When it begins, John Dullaghan's Bukowski: Born Into This seems set to recycle all the familiar, easy clichés about its subject.

There are paeans to his capacity for drink, his sexual conquests, the might of his "purple onion" (don't ask), and his hard-boiled, from-the-gutter putdowns of polite society, always performed in a dry, quietly growling monotone.

As someone whose familiarity with Bukowski's work is mainly confined to less than brilliant screen adaptations from the 1980s including Crazy Love (1987) and Tales of Ordinary Madness (1983), I was not persuaded by this initial hagiographic gush. Bukowski's work has often struck me as a distasteful mixture of 'transgressive' shock tactics, blatant misogyny and what the French call a yearning for the mud.

But, point by point, Dullaghan's film confronts such tendencies to encapsulate and write-off its subject. We learn about the horrendous abuses of his childhood, the discipline he brought to his writing in the long years before he was recognised by any literary establishment, and his long history of personal humiliation, shame and embarrassment. Self-doubt, which he would twist into a particularly vicious form of psychological aggression, dogged him for most of his life.

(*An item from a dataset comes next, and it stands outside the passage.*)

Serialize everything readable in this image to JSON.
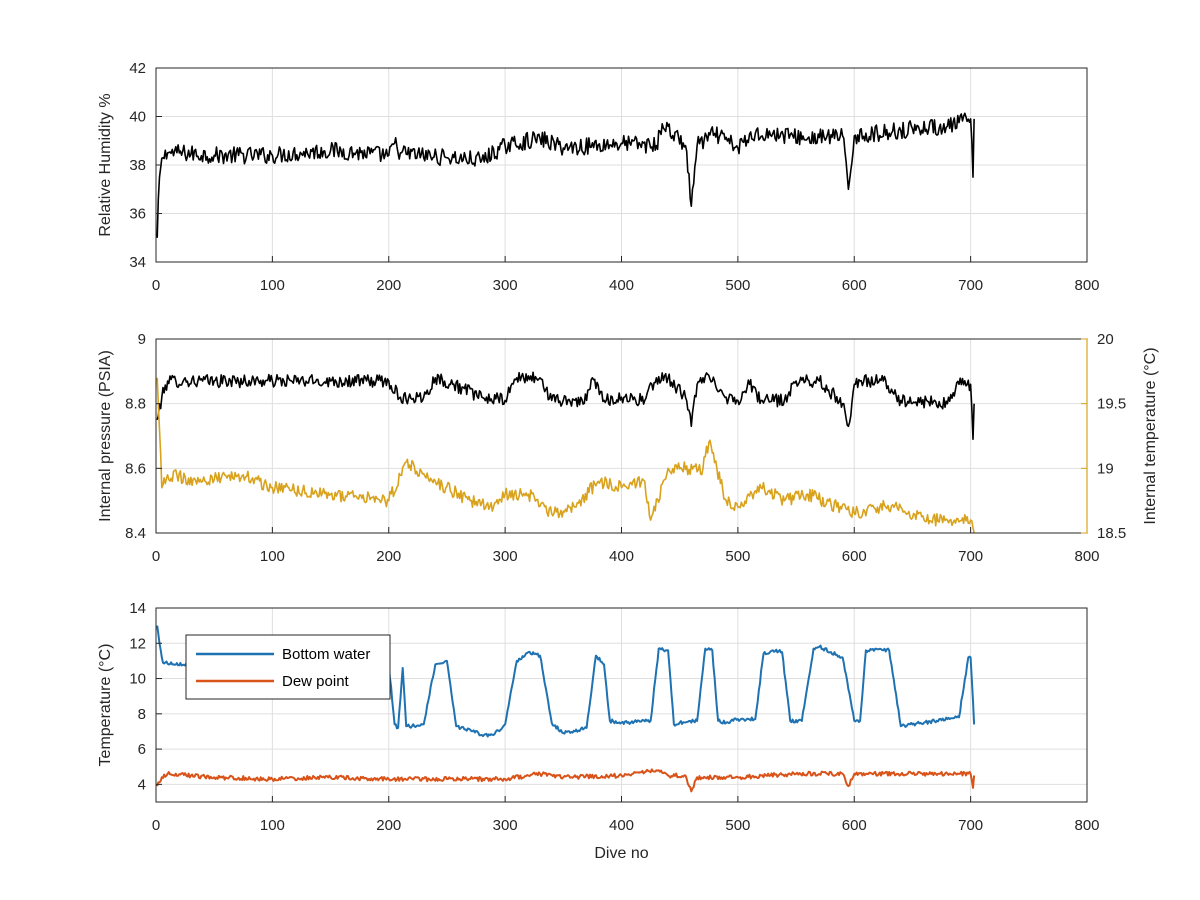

One of the traps of contemporary documentary-making is the tendency to sentimentalise the lives of people not given to such sentimentality in the way they present themselves. Dullaghan is acutely aware of this trap, and avoids it skilfully. The moments when Bukowski let his guard down in public – as well as, it seems, in private – were few, and the film presents them without undue editorial comment. Even the very moving account of the writer's death is offered in a terse, un-Hollywood way.

Bukowski: Born Into This benefits from exhaustive archival research. Dullaghan, aided immeasurably by editor Victor Livingstone (Crumb, 1994), weaves in photographs, audio recordings and excerpts from previous documentaries by Taylor Hackford and Barbet Schroeder. Many of Bukowski's friends, subjects and ex-lovers appear – although some of his least critical and most glamorous devotees, like Bono and Sean Penn, can be a pain.

A droll highlight is a co-worker from Bukowski's days as a wage slave, Dom, who complains that his surname was altered from Muto to Moto in Bukowski's otherwise painfully truthful book, Post Office.

The film made me want to investigate Bukowski's oeuvre anew – not so much the vulgar, boastful, off-the-cuff testimonies of his ragged sexual life (which Dullaghan somewhat downplays), but the poems which incisively portray an American society mired in hatred, prejudice and mediocrity.